La figura dell’allenatore è molto importante considerando il ruolo che può avere sulle abitudini alimentari di un atleta, per questo deve essere formato per confrontarsi in maniera costruttiva con questo aspetto così delicato. Deve essere in grado di non scambiare per caratteristiche della personalità di un “buon atleta”, comportamenti e tratti caratteriali come il perfezionismo, la tendenza al forte impegno, l’eccessiva compiacenza, il controllo eccessivo del peso per cui vengono messi in atto comportamenti cosiddetti “disturbati” (uso di farmaci, induzione del vomito ecc), che potrebbero essere invece “campanelli d’allarme” di una condizione patologica ancora reversibile. Allenatori formati vuol dire capaci di educare un atleta a sostenere la propria salute, dando enfasi al corretto uso dell’alimentazione che attraverso un adeguato apporto nutrizionale condurrà a una migliore capacità di prestazione; saper ridimensionare i miti che associano un’eccessiva riduzione del peso e del grasso corporeo e il miglioramento della prestazione sportiva; evitare di parlare in termini positivi dell’uso di sostanze diuretiche o lassative per controllare il peso. La formazione è “l’enzima del cambiamento”.
Sono state individuate discipline sportive potenzialmente più rischiose per i disturbi alimentari?
È stato scientificamente dimostrato che alcuni sport che enfatizzano la magrezza per migliorare la performance e l’estetica possano aumentare il rischio di sviluppare un disturbo dell’alimentazione. Si tratta dei cosiddetti lean sports. Ne fanno parte quelli in cui è richiesta una determinata classe di peso (sport da combattimento, equitazione); gli sport di endourance, in cui si crede che un basso peso e un corpo magro possano conferire un vantaggio competitivo (corsa di lunga durata, ciclismo, sci da fondo); sport tecnico-combinatori ed estetici che sono condizionati da una valutazione qualitativa della forma (ginnastica artistica, tuffi, nuoto sincronizzato, pattinaggio artistico); sport in cui l’abbigliamento rileva la forma del corpo (pallavolo, tuffi, nuoto).
Da sempre ci sono stati atleti che hanno “lottato” con la bilancia per raggiungere il peso forma. Cosa è cambiato oggi rispetto al passato?
È cambiato il fatto che oggi siamo certi, scientificamente parlando, dei danni alla salute che un basso livello energetico può provocare in un atleta, indotto volontariamente o per errata conoscenza, dell’atleta stesso o di chi lo accompagna nel suo percorso sportivo.
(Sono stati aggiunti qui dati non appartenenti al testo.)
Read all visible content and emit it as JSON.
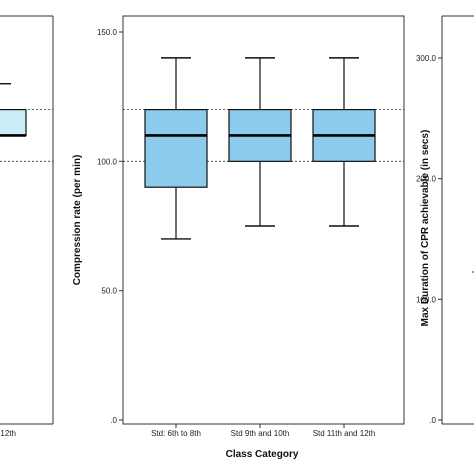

Torniamo al concetto fondamentale della formazione, conoscere per sapere come agire, soprattutto per un atleta che ha bisogno di energia per allenarsi, per gareggiare, un atleta che deve essere informato al riguardo da personale opportunamente formato.
È in programma un protocollo per effettuare monitoraggi ad hoc per i nostri atleti delle Fiamme oro?
La presenza di ben 22 discipline all’interno del Gruppo sportivo della Polizia di Stato, tra cui alcune come judo, pugilato, nuoto sincronizzato, equitazione, ciclismo, atletica leggera, potenzialmente più a rischio, porta sicuramente alla possibilità di un’applicazione strutturata dal punto di vista scientifico, di un attento monitoraggio sui nostri atleti nei confronti di una corretta prevenzione sull’insorgenza di disturbi dell’alimentazione.